Obwohl die Auswertung der Parteiangaben, vielleicht auch aufgrund der wenigen Aspekte, ein sehr eindeutiges Bild ergibt – die AfD und die Blauen stimmen allen Aussagen zu, die Grünen in Sachsen und die SPD in beiden Bundesländern keiner einzigen – besteht die „Demo für Alle“ darauf, keine Wahlempfehlung abgeben zu wollen: „Unsere Wahlprüfsteine dienen allein der Orientierung über die familienpolitischen Positionen der verschiedenen Parteien“, heißt es in einem Blogeintrag auf der Internetseite der Organisation.
EAK und CdL: Keine Unterstützung der „Demo für Alle“
Auffällig ist, dass es bei den Thesen auch bei der CDU nur teilweise Übereinstimmungen gibt.

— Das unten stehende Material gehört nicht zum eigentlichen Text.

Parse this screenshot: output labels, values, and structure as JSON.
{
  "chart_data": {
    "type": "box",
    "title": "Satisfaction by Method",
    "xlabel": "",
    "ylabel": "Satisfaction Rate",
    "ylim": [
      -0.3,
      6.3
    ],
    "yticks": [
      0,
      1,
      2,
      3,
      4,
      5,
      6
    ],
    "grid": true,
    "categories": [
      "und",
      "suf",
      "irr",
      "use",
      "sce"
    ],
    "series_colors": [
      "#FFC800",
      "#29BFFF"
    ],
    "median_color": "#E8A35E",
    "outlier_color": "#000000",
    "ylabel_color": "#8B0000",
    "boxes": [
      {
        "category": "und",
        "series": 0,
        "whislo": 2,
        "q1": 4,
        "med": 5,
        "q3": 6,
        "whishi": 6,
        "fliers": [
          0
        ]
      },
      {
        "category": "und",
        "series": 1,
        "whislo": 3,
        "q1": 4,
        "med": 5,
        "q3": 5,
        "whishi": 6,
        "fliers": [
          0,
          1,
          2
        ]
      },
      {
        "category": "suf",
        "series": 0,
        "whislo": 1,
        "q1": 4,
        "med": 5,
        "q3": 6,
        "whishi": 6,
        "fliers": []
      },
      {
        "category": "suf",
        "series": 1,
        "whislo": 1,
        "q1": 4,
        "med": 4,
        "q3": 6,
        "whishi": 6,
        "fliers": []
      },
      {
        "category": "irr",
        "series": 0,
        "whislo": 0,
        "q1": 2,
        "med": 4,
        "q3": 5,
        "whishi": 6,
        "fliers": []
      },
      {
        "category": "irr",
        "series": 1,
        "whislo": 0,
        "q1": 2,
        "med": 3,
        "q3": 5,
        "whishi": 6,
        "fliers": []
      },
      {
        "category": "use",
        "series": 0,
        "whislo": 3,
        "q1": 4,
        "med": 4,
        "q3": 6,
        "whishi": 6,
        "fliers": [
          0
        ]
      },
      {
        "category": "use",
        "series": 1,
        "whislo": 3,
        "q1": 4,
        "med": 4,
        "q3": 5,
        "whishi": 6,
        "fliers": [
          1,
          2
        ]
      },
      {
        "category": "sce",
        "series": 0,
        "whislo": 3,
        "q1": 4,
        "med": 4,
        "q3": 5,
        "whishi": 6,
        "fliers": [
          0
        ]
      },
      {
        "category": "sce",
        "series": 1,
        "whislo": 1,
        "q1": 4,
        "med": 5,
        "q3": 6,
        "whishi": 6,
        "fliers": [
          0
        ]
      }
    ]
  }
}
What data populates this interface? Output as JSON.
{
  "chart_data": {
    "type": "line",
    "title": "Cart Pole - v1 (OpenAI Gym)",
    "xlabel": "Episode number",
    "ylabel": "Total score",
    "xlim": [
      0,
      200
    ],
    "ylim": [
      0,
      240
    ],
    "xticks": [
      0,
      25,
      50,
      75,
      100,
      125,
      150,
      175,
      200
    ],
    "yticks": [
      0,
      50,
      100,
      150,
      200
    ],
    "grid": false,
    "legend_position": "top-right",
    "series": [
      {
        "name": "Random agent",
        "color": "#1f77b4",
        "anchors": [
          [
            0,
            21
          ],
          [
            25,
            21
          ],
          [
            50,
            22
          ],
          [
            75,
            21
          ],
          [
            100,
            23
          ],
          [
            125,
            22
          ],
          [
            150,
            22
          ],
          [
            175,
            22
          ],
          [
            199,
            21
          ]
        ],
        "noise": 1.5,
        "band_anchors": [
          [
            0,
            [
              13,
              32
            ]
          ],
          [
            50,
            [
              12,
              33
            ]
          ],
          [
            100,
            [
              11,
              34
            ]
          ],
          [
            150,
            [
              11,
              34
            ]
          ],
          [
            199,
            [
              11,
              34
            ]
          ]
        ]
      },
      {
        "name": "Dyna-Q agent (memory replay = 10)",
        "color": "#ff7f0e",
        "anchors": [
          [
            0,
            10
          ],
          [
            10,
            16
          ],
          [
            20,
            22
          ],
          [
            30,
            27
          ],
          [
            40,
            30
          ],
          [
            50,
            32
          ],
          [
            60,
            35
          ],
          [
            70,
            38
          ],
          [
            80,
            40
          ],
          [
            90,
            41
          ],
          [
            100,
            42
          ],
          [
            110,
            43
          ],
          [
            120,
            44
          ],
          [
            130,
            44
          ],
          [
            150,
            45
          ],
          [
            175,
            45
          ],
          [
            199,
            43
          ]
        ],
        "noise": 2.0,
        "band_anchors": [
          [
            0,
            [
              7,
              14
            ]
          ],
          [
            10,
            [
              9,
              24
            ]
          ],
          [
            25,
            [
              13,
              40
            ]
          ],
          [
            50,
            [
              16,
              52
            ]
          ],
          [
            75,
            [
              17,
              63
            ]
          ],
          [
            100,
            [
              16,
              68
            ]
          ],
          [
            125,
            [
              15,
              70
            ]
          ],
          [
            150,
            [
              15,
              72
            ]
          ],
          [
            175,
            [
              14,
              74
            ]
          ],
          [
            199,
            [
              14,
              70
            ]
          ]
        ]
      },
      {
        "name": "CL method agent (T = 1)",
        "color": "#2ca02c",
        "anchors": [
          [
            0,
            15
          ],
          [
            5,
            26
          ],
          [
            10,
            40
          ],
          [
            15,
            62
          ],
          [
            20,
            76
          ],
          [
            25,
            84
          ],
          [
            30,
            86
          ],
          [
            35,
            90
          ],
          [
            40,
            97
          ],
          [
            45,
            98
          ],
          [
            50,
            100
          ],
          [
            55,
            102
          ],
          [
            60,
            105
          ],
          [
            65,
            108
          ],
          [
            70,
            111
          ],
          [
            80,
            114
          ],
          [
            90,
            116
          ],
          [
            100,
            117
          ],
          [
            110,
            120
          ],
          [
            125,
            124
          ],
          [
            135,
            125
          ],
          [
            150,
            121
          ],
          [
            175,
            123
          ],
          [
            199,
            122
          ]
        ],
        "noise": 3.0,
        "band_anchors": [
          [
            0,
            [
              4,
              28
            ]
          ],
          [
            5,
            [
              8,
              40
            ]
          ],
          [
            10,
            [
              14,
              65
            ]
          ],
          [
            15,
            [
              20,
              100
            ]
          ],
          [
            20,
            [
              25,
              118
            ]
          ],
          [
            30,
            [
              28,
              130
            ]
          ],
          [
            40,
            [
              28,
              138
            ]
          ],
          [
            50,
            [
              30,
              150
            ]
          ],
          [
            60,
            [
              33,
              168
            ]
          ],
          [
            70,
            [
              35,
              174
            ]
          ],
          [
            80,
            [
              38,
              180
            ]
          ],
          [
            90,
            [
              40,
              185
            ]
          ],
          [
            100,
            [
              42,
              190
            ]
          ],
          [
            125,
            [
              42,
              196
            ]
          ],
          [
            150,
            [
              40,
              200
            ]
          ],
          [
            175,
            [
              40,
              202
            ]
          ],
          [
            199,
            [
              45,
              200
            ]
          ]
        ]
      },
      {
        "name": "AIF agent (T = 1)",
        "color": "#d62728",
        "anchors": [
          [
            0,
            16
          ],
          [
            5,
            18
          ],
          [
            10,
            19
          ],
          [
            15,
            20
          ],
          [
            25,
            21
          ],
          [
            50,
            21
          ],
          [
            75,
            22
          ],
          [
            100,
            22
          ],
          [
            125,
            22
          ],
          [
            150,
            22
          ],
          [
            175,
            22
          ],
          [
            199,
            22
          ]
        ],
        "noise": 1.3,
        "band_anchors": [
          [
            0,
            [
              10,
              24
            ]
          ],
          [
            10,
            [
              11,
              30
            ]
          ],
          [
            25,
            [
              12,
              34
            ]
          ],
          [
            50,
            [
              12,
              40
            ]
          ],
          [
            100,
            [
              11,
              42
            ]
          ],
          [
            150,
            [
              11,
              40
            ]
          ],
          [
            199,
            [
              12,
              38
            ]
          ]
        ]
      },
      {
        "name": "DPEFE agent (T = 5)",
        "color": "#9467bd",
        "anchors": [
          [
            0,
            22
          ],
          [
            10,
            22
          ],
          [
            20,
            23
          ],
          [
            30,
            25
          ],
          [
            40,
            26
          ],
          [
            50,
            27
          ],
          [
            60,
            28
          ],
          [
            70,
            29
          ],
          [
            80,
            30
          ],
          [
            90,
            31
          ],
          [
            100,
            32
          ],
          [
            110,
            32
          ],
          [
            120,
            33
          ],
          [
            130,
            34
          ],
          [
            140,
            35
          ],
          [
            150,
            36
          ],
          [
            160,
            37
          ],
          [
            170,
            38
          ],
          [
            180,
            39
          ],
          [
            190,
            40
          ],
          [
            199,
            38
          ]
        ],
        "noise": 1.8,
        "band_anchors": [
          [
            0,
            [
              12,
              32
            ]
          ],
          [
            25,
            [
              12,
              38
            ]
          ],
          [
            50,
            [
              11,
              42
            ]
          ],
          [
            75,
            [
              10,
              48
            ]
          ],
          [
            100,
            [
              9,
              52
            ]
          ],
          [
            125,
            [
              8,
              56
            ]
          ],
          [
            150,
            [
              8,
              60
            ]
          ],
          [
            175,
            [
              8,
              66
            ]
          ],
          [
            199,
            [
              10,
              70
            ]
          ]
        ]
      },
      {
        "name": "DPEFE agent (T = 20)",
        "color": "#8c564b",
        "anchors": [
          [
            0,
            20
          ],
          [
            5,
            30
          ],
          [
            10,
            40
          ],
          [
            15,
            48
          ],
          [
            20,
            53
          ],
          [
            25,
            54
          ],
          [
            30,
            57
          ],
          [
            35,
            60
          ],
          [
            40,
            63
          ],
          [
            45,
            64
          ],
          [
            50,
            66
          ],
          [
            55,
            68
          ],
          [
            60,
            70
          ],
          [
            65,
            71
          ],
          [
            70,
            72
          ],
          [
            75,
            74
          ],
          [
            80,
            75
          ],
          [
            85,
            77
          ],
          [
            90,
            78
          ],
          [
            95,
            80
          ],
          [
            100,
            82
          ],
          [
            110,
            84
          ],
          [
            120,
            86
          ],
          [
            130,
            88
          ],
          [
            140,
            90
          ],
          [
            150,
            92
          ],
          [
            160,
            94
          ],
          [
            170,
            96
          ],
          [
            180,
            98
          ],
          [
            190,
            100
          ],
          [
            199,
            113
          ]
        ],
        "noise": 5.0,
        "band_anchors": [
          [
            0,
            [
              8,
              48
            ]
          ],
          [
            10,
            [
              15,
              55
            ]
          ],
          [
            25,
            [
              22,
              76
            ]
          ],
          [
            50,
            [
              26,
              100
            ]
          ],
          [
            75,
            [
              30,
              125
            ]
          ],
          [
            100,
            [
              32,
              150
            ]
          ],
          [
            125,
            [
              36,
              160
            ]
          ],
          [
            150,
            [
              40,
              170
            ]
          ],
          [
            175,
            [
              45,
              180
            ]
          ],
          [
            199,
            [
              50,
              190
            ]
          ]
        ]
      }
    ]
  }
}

Und das, obwohl die Christdemokraten für das Leben (CDL) in Baden-Württemberg und verschiedene Kreisverbände des Evangelischen Arbeitskreises der CDU (EAK) auf der Homepage der „Demo für Alle“ als Bündnispartner gelistet sind. Auf Anfrage von pro erklärte ein Sprecher des EAK Heilbronn, Kontakte zur „Demo für Alle“ habe es nur bis 2016 gegeben. Seither bestehe kein Kontakt. Die Bundesvorsitzende der CdL, Mechthild Löhr, erklärte telefonisch, es gebe keine Unterstützung der „Demo für Alle“, die gemeinsamen Aktivitäten beschränkten sich auf eine einzige in der Vergangenheit durchgeführte gemeinsame Veranstaltung. Zu den weiteren gelisteten Unterstützern der „Demo für Alle“ zählen verschiedene familienpolitisch ausgerichtete und katholische Organisationen, aber auch der Verein „Frau 2000plus“ dem Journalistin Birgit Kelle vorsitzt.
In Sachsen und Brandenburg wählen die Bürger am kommenden Sonntag neue Landtage. Die AfD könnte in beiden Bundesländern zu den Gewinnern gehören. In Brandenburg liefert sie sich ein Kopf-an-Kopf-Rennen mit der SPD. In Sachsen liegt sie Prognosen zufolge mehrere Prozentpunkte hinter der CDU an zweiter Stelle.